Opera Hong Kong’s “Turandot”

Giacomo Puccini’s final opera is the tale of a Chinese ice princess melted by an implacable love. Turandot, channeling the spirit of a violated ancestress, sets suitors three unanswerable riddles to be answered on pain of death.

The story’s roots go back centuries. Marco Polo told of the Mongol princess Aiyaruk; rather than set riddles, she wrestled her suitors with losers having to pony up 100 horses. A similar story, with riddles, was told by the 12th century Persian poet Nizami. It traveled through 18th and 19th-century Western books and theatre—most notably a mid-18th century Italian commedia dell’arte play by Carlo Gozzi—until it ended up in Puccini’s libretto.

Chen Chen, Chen Yong, and Sammy Chien as Pang, Pong and Ping with Gustavo Porta as Calàf
Chen Chen, Chen Yong, and Sammy Chien as Pang, Pong and Ping with Gustavo Porta as Calàf

The opera, one has to say, can stray perilously close to orientalism and chinoiserie. In this new production, a joint effort between Opera Hong Kong and the New York City Opera, director Michael Carpasso deals with this issue by implicitly acknowledging it. The chorus and the many extras sport—in more than a nod to the original Gozzi play—commedia dell’arte masks and costumes that combine elements of 18th or 19th century dress with Chinese flourishes. Insofar as the numerous costumes of Ping, Pang and Pong evoke any particular dynasty, it is that of Shanghai Tang.

Act II
Act II

This isn’t meant to be China, but a made-up fantasy land. The first Act opens with a largely ethnic Chinese chorus dressed as Italian contadini, masked to hide their features, playing the part of a Chinese crowd. Carpasso’s Turandot is less about China than it is a (somewhat sly) commentary on (often ill-informed) Western views of China. It is also, perhaps inadvertently due to the multi-ethnic nature of this Opera Hong Kong production, a comment on ethnic and cultural identity.

Any opera company worthy of the name needs to do more than just stage operas: catalyzing new productions and new ways of looking at a work, especially ones which address the work’s continuing relevance in a place and time other than in which it was written, is exactly what one would hope an Hong Kong-based opera company would do.

Oksana Dyka and Valeria Sepe in Act III
Oksana Dyka and Valeria Sepe in Act III

Opera Hong Kong assembled two international casts for this run of five performances. On opening night, Soprano Oksana Dyka was fresh off performances of Turandot at New York’s Metropolitan Opera. It can be hard to endow Turandot with much of a personality, but soprano Mlada Khudoley managed to show contempt, an almost teenage petulance, confusion and even some introspection: this didn’t make Turandot any more likeable, but Khudoley showed hints of the person behind the—in this case literal—mask.

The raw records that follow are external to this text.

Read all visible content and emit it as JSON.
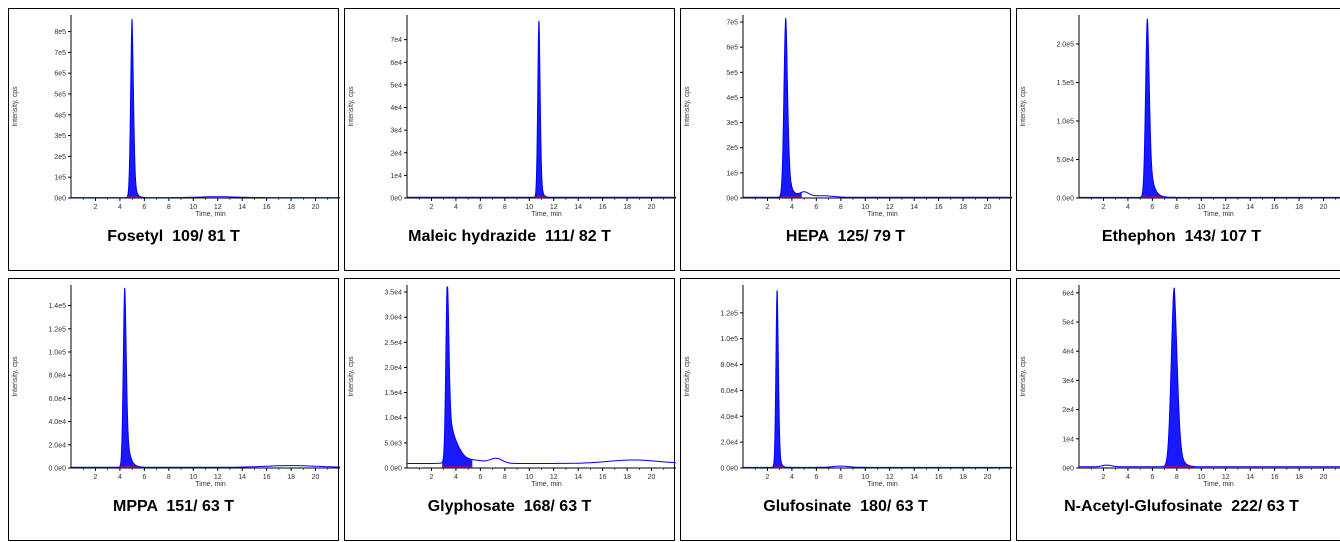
{
  "chart_data": [
    {
      "type": "line",
      "caption": "Fosetyl  109/ 81 T",
      "ylabel": "Intensity, cps",
      "xlabel": "Time, min",
      "xticks": [
        2,
        4,
        6,
        8,
        10,
        12,
        14,
        16,
        18,
        20
      ],
      "xlim": [
        0,
        22
      ],
      "ylim": [
        0,
        870000
      ],
      "yticks": [
        {
          "v": 0,
          "t": "0e0"
        },
        {
          "v": 100000,
          "t": "1e5"
        },
        {
          "v": 200000,
          "t": "2e5"
        },
        {
          "v": 300000,
          "t": "3e5"
        },
        {
          "v": 400000,
          "t": "4e5"
        },
        {
          "v": 500000,
          "t": "5e5"
        },
        {
          "v": 600000,
          "t": "6e5"
        },
        {
          "v": 700000,
          "t": "7e5"
        },
        {
          "v": 800000,
          "t": "8e5"
        }
      ],
      "peak": {
        "rt": 5.0,
        "height": 860000,
        "width": 0.12,
        "tail": 0.15
      },
      "baseline": 2000,
      "bumps": [
        {
          "x": 12,
          "h": 4000,
          "w": 1.5
        }
      ]
    },
    {
      "type": "line",
      "caption": "Maleic hydrazide  111/ 82 T",
      "ylabel": "Intensity, cps",
      "xlabel": "Time, min",
      "xticks": [
        2,
        4,
        6,
        8,
        10,
        12,
        14,
        16,
        18,
        20
      ],
      "xlim": [
        0,
        22
      ],
      "ylim": [
        0,
        80000
      ],
      "yticks": [
        {
          "v": 0,
          "t": "0e0"
        },
        {
          "v": 10000,
          "t": "1e4"
        },
        {
          "v": 20000,
          "t": "2e4"
        },
        {
          "v": 30000,
          "t": "3e4"
        },
        {
          "v": 40000,
          "t": "4e4"
        },
        {
          "v": 50000,
          "t": "5e4"
        },
        {
          "v": 60000,
          "t": "6e4"
        },
        {
          "v": 70000,
          "t": "7e4"
        }
      ],
      "peak": {
        "rt": 10.8,
        "height": 79000,
        "width": 0.1,
        "tail": 0.12
      },
      "baseline": 300,
      "bumps": []
    },
    {
      "type": "line",
      "caption": "HEPA  125/ 79 T",
      "ylabel": "Intensity, cps",
      "xlabel": "Time, min",
      "xticks": [
        2,
        4,
        6,
        8,
        10,
        12,
        14,
        16,
        18,
        20
      ],
      "xlim": [
        0,
        22
      ],
      "ylim": [
        0,
        720000
      ],
      "yticks": [
        {
          "v": 0,
          "t": "0e0"
        },
        {
          "v": 100000,
          "t": "1e5"
        },
        {
          "v": 200000,
          "t": "2e5"
        },
        {
          "v": 300000,
          "t": "3e5"
        },
        {
          "v": 400000,
          "t": "4e5"
        },
        {
          "v": 500000,
          "t": "5e5"
        },
        {
          "v": 600000,
          "t": "6e5"
        },
        {
          "v": 700000,
          "t": "7e5"
        }
      ],
      "peak": {
        "rt": 3.5,
        "height": 715000,
        "width": 0.15,
        "tail": 0.25
      },
      "baseline": 3000,
      "bumps": [
        {
          "x": 5.0,
          "h": 20000,
          "w": 0.4
        },
        {
          "x": 6.5,
          "h": 6000,
          "w": 0.8
        }
      ]
    },
    {
      "type": "line",
      "caption": "Ethephon  143/ 107 T",
      "ylabel": "Intensity, cps",
      "xlabel": "Time, min",
      "xticks": [
        2,
        4,
        6,
        8,
        10,
        12,
        14,
        16,
        18,
        20
      ],
      "xlim": [
        0,
        22
      ],
      "ylim": [
        0,
        235000
      ],
      "yticks": [
        {
          "v": 0,
          "t": "0.0e0"
        },
        {
          "v": 50000,
          "t": "5.0e4"
        },
        {
          "v": 100000,
          "t": "1.0e5"
        },
        {
          "v": 150000,
          "t": "1.5e5"
        },
        {
          "v": 200000,
          "t": "2.0e5"
        }
      ],
      "peak": {
        "rt": 5.6,
        "height": 233000,
        "width": 0.15,
        "tail": 0.3
      },
      "baseline": 800,
      "bumps": []
    },
    {
      "type": "line",
      "caption": "MPPA  151/ 63 T",
      "ylabel": "Intensity, cps",
      "xlabel": "Time, min",
      "xticks": [
        2,
        4,
        6,
        8,
        10,
        12,
        14,
        16,
        18,
        20
      ],
      "xlim": [
        0,
        22
      ],
      "ylim": [
        0,
        156000
      ],
      "yticks": [
        {
          "v": 0,
          "t": "0.0e0"
        },
        {
          "v": 20000,
          "t": "2.0e4"
        },
        {
          "v": 40000,
          "t": "4.0e4"
        },
        {
          "v": 60000,
          "t": "6.0e4"
        },
        {
          "v": 80000,
          "t": "8.0e4"
        },
        {
          "v": 100000,
          "t": "1.0e5"
        },
        {
          "v": 120000,
          "t": "1.2e5"
        },
        {
          "v": 140000,
          "t": "1.4e5"
        }
      ],
      "peak": {
        "rt": 4.4,
        "height": 155000,
        "width": 0.12,
        "tail": 0.25
      },
      "baseline": 600,
      "bumps": [
        {
          "x": 18,
          "h": 1500,
          "w": 2
        }
      ]
    },
    {
      "type": "line",
      "caption": "Glyphosate  168/ 63 T",
      "ylabel": "Intensity, cps",
      "xlabel": "Time, min",
      "xticks": [
        2,
        4,
        6,
        8,
        10,
        12,
        14,
        16,
        18,
        20
      ],
      "xlim": [
        0,
        22
      ],
      "ylim": [
        0,
        36000
      ],
      "yticks": [
        {
          "v": 0,
          "t": "0.0e0"
        },
        {
          "v": 5000,
          "t": "5.0e3"
        },
        {
          "v": 10000,
          "t": "1.0e4"
        },
        {
          "v": 15000,
          "t": "1.5e4"
        },
        {
          "v": 20000,
          "t": "2.0e4"
        },
        {
          "v": 25000,
          "t": "2.5e4"
        },
        {
          "v": 30000,
          "t": "3.0e4"
        },
        {
          "v": 35000,
          "t": "3.5e4"
        }
      ],
      "peak": {
        "rt": 3.3,
        "height": 35800,
        "width": 0.12,
        "tail": 0.45
      },
      "baseline": 900,
      "bumps": [
        {
          "x": 4.0,
          "h": 1500,
          "w": 0.5
        },
        {
          "x": 5.5,
          "h": 600,
          "w": 0.8
        },
        {
          "x": 7.3,
          "h": 1000,
          "w": 0.5
        },
        {
          "x": 18.5,
          "h": 700,
          "w": 2.0
        }
      ]
    },
    {
      "type": "line",
      "caption": "Glufosinate  180/ 63 T",
      "ylabel": "Intensity, cps",
      "xlabel": "Time, min",
      "xticks": [
        2,
        4,
        6,
        8,
        10,
        12,
        14,
        16,
        18,
        20
      ],
      "xlim": [
        0,
        22
      ],
      "ylim": [
        0,
        140000
      ],
      "yticks": [
        {
          "v": 0,
          "t": "0.0e0"
        },
        {
          "v": 20000,
          "t": "2.0e4"
        },
        {
          "v": 40000,
          "t": "4.0e4"
        },
        {
          "v": 60000,
          "t": "6.0e4"
        },
        {
          "v": 80000,
          "t": "8.0e4"
        },
        {
          "v": 100000,
          "t": "1.0e5"
        },
        {
          "v": 120000,
          "t": "1.2e5"
        }
      ],
      "peak": {
        "rt": 2.8,
        "height": 139000,
        "width": 0.1,
        "tail": 0.12
      },
      "baseline": 500,
      "bumps": [
        {
          "x": 8,
          "h": 1000,
          "w": 0.6
        }
      ]
    },
    {
      "type": "line",
      "caption": "N-Acetyl-Glufosinate  222/ 63 T",
      "ylabel": "Intensity, cps",
      "xlabel": "Time, min",
      "xticks": [
        2,
        4,
        6,
        8,
        10,
        12,
        14,
        16,
        18,
        20
      ],
      "xlim": [
        0,
        22
      ],
      "ylim": [
        0,
        62000
      ],
      "yticks": [
        {
          "v": 0,
          "t": "0e0"
        },
        {
          "v": 10000,
          "t": "1e4"
        },
        {
          "v": 20000,
          "t": "2e4"
        },
        {
          "v": 30000,
          "t": "3e4"
        },
        {
          "v": 40000,
          "t": "4e4"
        },
        {
          "v": 50000,
          "t": "5e4"
        },
        {
          "v": 60000,
          "t": "6e4"
        }
      ],
      "peak": {
        "rt": 7.8,
        "height": 61500,
        "width": 0.25,
        "tail": 0.3
      },
      "baseline": 400,
      "bumps": [
        {
          "x": 2.3,
          "h": 600,
          "w": 0.4
        }
      ]
    }
  ],
  "colors": {
    "trace": "#0000ff",
    "fill": "#0000ff",
    "baseline_marker": "#ff0000",
    "axis": "#000000",
    "text": "#555555"
  }
}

Perhaps in line with its forward-to-the-past concept, this production seems to have specified an old-fashioned “stand up and sing” Calàf. Korean tenor Arturo Kim—who had sung the opera at Covent Garden—delivered a full-throated and entirely italianate performance; and as a (still rare) Asian Calàf, he looked the part. Gustavo Porta’s warm tenor bestowed upon his Calàf about as much humanity as the opera and the production allowed.

Turandot is Puccini’s most ambivalent work. Of all of his dramatic operas, the only other with a happy ending is “La fanciulla del West”. But here, love’s triumph is bittersweet indeed, for while Turandot’s music is striking and the ringing high B of “Nessun dorma” casts Calàf  in a heroic light, neither is a very appealing character.

Natalya Pavlova as Liù
Natalya Pavlova as Liù

Puccini gave the most moving music to the faithful slave girl Liù, secretly in love with Calàf, and who sacrifices herself for him. And in this role, in her second outing with Opera Hong Kong after singing Desdemona two years ago, Italian soprano Valeria Sepe shone. One can only hope it won’t be her last visit. Russian soprano Natalya Pavlova had also sung the role in Turin. Nothing in her portrayal (with apologies to Shakespeare) became her quite like the leaving of it: Pavlova made Liù’s suicide visceral.

Veteran Italian conductor Paoli Olmi conducting the Hong Kong Philharmonic provided the glue that held the performances together.

 

Turandot continues at the Hong Kong Cultural Centre through 14 October.

Peter Gordon is editor of the Asian Review of Books. He provided subtitles and synopses for these performances. He is also on the committee of the Bellissima Italia cultural festival, which is one of the sponsors of this production.